Considerations for Transient CHI Gas Injection System Design for Pegasus-III

Transient coaxial helicity injection (CHI), a nonsolenoidal method to initiate an inductive-like tokamak plasma discharge, has been demonstrated on the small helicity injected torus (HIT-II), the National Spherical Torus Experiment (NSTX), and the QUEST experiment in Japan. Implementation of transient CHI is underway on the Pegasus-III spherical tokamak (ST) at the University of Wisconsin–Madison. These STs used toroidal ceramic insulators to electrically separate their inner and outer vessel components. Recently, transient CHI was demonstrated on QUEST, an ST that features a single floating-biased electrode configuration. We prepare to demonstrate transient CHI on Pegasus-III, an ST featuring double floating-biased electrodes. This type of electrode configuration, by inhibiting spurious electrical discharges, may be optimal for transient CHI. Transient CHI requires a gas injector system tailored to Pegasus-III that can initiate a CHI discharge by delivering a correctly tailored gas puff to the injector region. Though deliberate choices in the system architecture may optimize gas flow for CHI discharge, there are no simple relations for transient gas flow rates through conduits. In a first for transient CHI, we apply computational fluid dynamics (CFD) simulations to model two different conduit configurations for the Pegasus-III gas injection system.
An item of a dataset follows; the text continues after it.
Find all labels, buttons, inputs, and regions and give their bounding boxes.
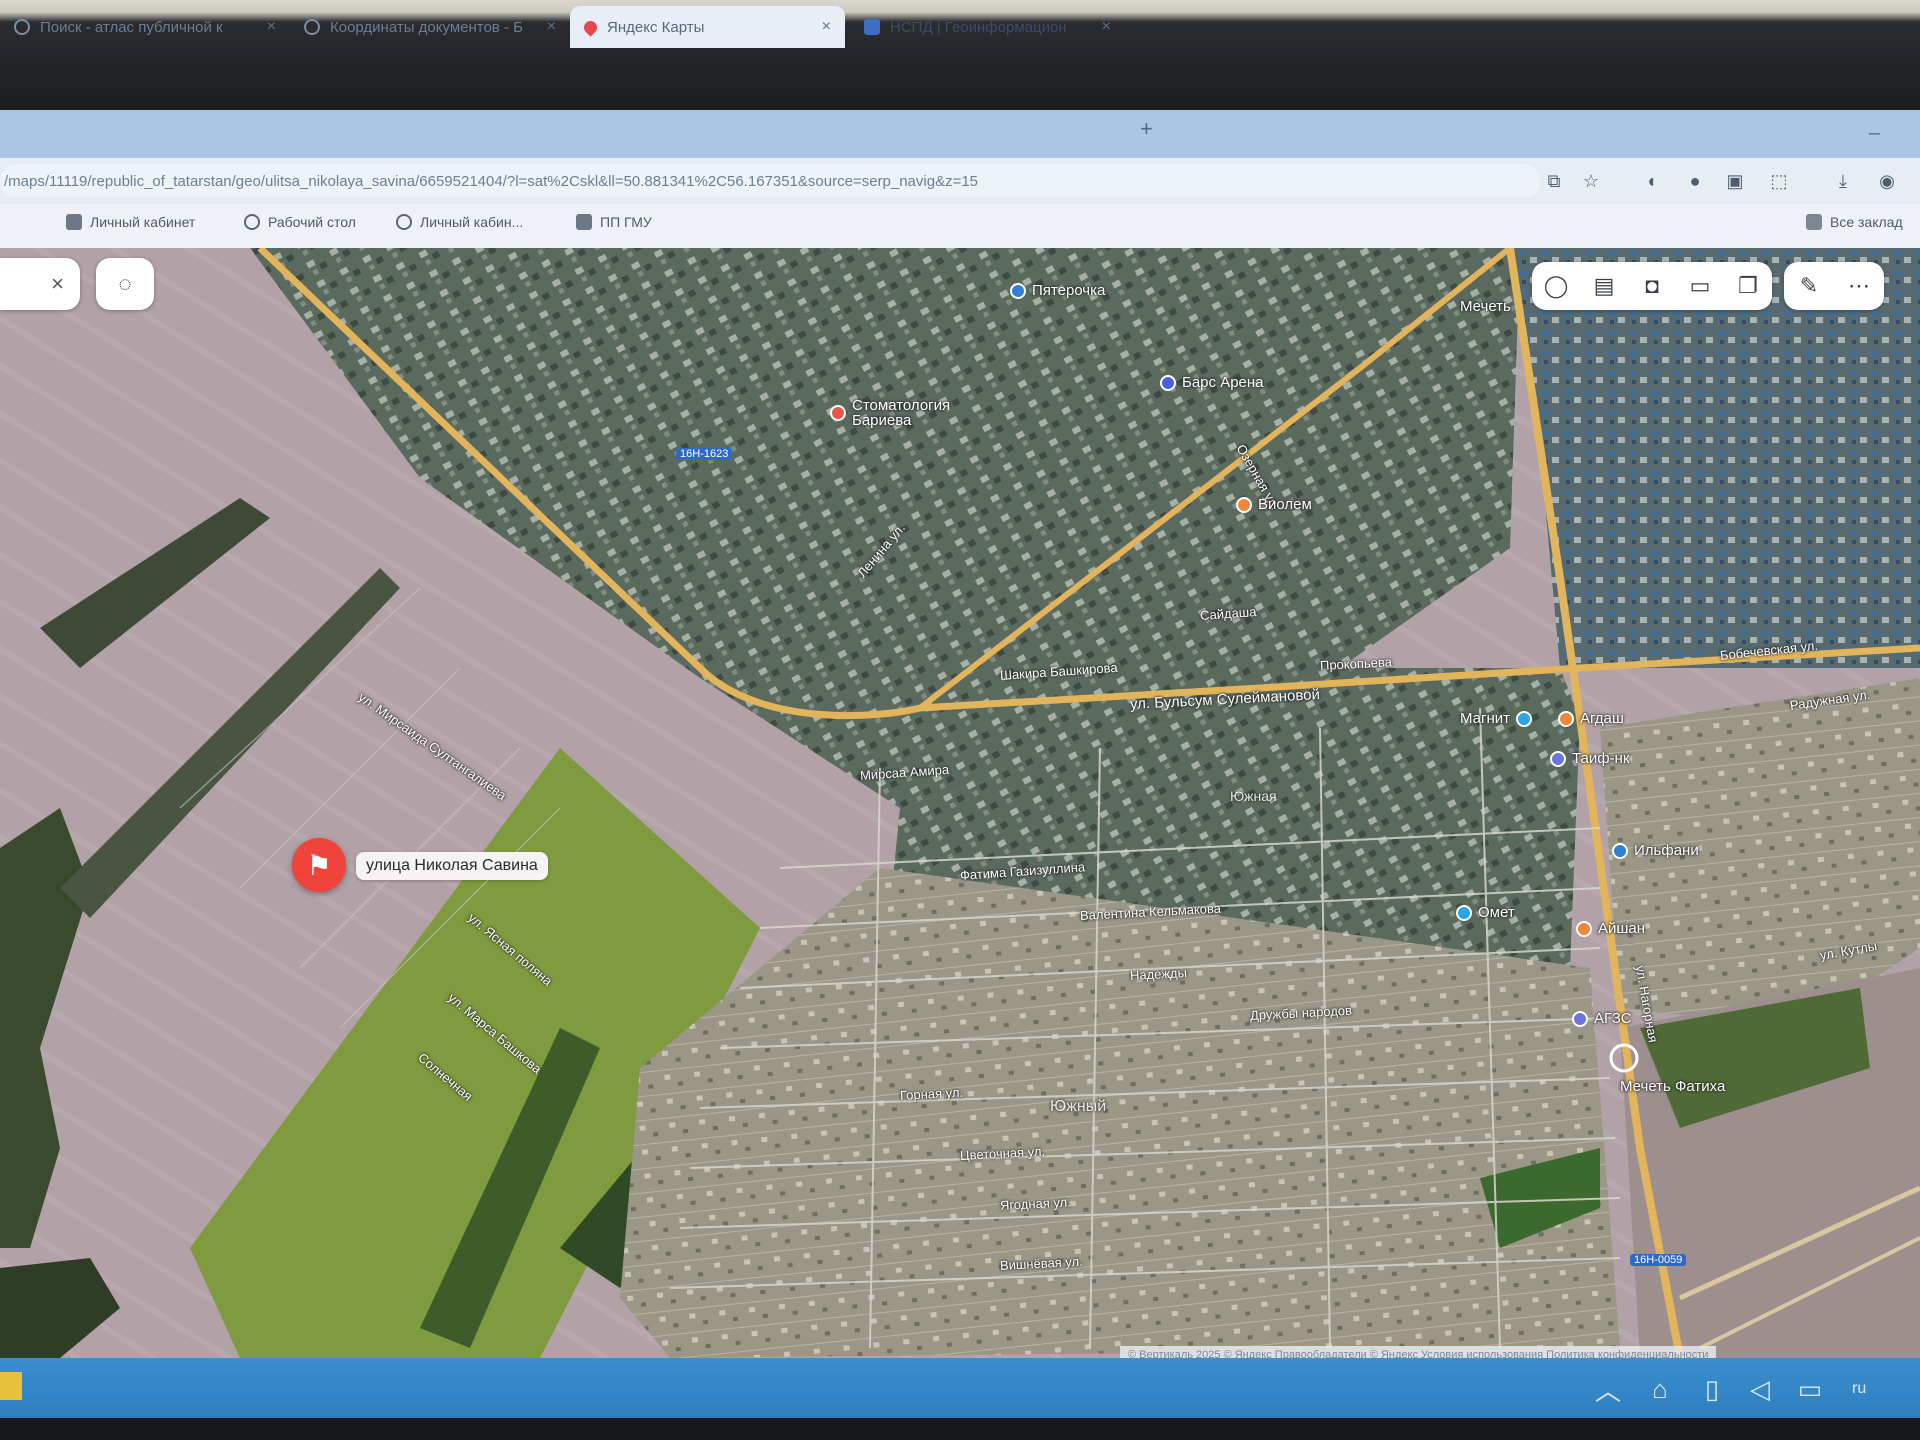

Our results suggest that gas flow through an injector appropriate to Pegasus-III can deliver deuterium at a sufficient rate and quantity to induce CHI discharge but also identify improvements to this configuration. These results are in line with simulations of the CHI injector used on NSTX. This suggests that simulations may outperform analytical approximations as a means to estimate flow rates. This will reduce experimental iterations required to demonstrate transient CHI on Pegasus-III. Simulations such as these are essential for the design of gas injection systems for a fusion reactor equipped with transient CHI capability. The fundamental results presented in this study have broader application to other ST devices.